Bookmark and Share March 1, 2010 - Dave Mulder

Is Mrs. Butterworth a syrup fraud?

Maple syrup is quite literally the sap of a maple tree.

Later every Winter, in parts of the world like Canada and the American Northeast, temperatures begin to shift between freezing night and above-freezing daytime. This variation signals not only the early days of Spring, but also sap season. Maple farms come alive.

One gallon of maple syrup requires a 40 gallon input of maple sap (form either the sugar maple or black maple). This sap is processed by removing water through boiling (or reverse osmosis) until it reaches the density that pancake-lovers typically associate with syrup.

Because a fair amount of effort and energy goes into syrup production, it can be quite expensive.

Enter imitation syrup.

Imitation syrup is a cheap alternative to real syrup; basically you take a sweetener (it could be sugar, but high fructose corn syrup is more common) and make it viscous, then add some flavoring. If your bottle of syrup does not explicitly say “maple syrup”, then you are holding imitation syrup (United States laws prohibit imitation syrup from using the maple syrup name).

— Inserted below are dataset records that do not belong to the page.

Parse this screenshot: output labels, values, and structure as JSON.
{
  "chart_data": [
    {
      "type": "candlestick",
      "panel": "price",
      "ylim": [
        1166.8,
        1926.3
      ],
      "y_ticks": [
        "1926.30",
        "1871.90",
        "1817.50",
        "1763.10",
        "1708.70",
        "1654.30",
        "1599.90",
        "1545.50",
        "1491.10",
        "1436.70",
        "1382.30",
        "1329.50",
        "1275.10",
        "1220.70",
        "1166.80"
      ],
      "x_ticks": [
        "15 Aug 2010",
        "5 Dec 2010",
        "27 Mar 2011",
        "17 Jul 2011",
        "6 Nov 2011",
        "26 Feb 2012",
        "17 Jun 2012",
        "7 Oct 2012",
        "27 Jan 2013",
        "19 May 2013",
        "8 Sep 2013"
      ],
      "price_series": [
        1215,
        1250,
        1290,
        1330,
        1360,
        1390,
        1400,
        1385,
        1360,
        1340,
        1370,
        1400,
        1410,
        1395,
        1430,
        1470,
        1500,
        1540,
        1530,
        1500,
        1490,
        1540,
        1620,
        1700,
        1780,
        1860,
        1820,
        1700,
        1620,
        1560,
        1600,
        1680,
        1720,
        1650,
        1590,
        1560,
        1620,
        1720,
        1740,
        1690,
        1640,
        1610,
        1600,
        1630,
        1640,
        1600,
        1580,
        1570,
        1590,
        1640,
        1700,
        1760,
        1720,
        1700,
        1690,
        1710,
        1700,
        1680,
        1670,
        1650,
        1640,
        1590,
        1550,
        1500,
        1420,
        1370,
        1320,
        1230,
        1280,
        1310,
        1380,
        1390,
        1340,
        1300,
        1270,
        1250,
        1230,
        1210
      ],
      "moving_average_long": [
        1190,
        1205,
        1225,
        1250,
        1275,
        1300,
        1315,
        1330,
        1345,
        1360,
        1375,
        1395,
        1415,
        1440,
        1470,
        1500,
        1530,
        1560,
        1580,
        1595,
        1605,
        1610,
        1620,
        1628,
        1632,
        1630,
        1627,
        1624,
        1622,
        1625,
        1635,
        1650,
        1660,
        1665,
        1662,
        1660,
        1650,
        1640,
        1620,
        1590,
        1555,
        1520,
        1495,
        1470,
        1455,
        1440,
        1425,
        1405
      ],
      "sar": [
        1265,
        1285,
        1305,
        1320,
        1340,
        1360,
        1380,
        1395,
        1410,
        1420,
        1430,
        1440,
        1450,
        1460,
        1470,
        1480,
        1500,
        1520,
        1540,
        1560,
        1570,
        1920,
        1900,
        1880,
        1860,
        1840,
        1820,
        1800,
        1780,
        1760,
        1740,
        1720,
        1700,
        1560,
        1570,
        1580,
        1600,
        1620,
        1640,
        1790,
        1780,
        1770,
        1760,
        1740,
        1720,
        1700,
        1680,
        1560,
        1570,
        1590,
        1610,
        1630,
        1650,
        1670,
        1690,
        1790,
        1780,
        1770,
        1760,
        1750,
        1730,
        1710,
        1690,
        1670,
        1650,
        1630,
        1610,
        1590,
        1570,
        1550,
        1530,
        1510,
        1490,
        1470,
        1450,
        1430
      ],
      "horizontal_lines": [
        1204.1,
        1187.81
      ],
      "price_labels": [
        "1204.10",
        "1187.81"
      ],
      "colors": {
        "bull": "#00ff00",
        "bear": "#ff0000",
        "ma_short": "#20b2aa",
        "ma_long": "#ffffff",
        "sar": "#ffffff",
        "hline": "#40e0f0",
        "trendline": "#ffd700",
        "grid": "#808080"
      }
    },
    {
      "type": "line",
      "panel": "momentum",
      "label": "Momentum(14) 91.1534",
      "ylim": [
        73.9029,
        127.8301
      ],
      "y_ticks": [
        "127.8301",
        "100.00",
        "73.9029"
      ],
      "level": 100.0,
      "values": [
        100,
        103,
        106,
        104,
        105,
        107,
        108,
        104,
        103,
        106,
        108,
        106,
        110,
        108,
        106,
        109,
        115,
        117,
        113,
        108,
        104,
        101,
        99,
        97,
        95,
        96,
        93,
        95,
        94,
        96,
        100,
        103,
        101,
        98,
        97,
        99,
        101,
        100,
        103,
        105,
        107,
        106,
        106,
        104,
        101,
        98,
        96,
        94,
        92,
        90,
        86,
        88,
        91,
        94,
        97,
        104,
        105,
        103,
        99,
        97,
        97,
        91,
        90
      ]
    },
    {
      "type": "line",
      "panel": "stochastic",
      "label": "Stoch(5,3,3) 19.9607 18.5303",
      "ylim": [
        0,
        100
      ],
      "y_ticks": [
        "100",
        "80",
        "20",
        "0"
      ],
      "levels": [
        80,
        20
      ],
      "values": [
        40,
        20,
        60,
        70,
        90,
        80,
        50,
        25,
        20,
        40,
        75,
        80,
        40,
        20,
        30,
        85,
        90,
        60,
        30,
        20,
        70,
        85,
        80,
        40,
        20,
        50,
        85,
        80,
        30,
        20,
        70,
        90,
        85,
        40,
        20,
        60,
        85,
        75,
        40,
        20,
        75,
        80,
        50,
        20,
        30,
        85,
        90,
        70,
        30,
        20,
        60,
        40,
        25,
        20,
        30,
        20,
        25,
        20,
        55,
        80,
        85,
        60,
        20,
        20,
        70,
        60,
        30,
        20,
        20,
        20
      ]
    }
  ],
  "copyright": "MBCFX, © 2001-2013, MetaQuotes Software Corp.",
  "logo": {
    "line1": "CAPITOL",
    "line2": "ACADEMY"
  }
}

And this brings us to one of the most popular brands of imitation syrup: Mrs. Butterworth’s. Folks have been brainwashed into believing that Mrs. Butterworth’s is a premium product. Unfortunately, the association of maple syrup producers (the real stuff) do not have anywhere near the same advertising budget.

Ingredients in Mrs. Butterworth’s Thick & Rich syrup:  High fructose corn syrup, corn syrup, water, salt, cellulose gum, molasses, potassium sorbate (preservative), sodium hexametaphosphate, citric acid, caramel color, natural and artificial flavors.

Since I do not want to be the target of a Mrs. Butterworth slander lawsuit, I will stop here and simply say that while I have no interest in imitation syrup, you as a reader are certainly welcome to make up your own mind.

The title of this article asks, is Mrs. Butterworth a fraud? I suppose it depends on what the  manufacturers are trying to claim their product to be. It is certainly a higher-quality imitation syrup, but no imitation syrup ever matches up to real syrup (in my opinion). What do you think?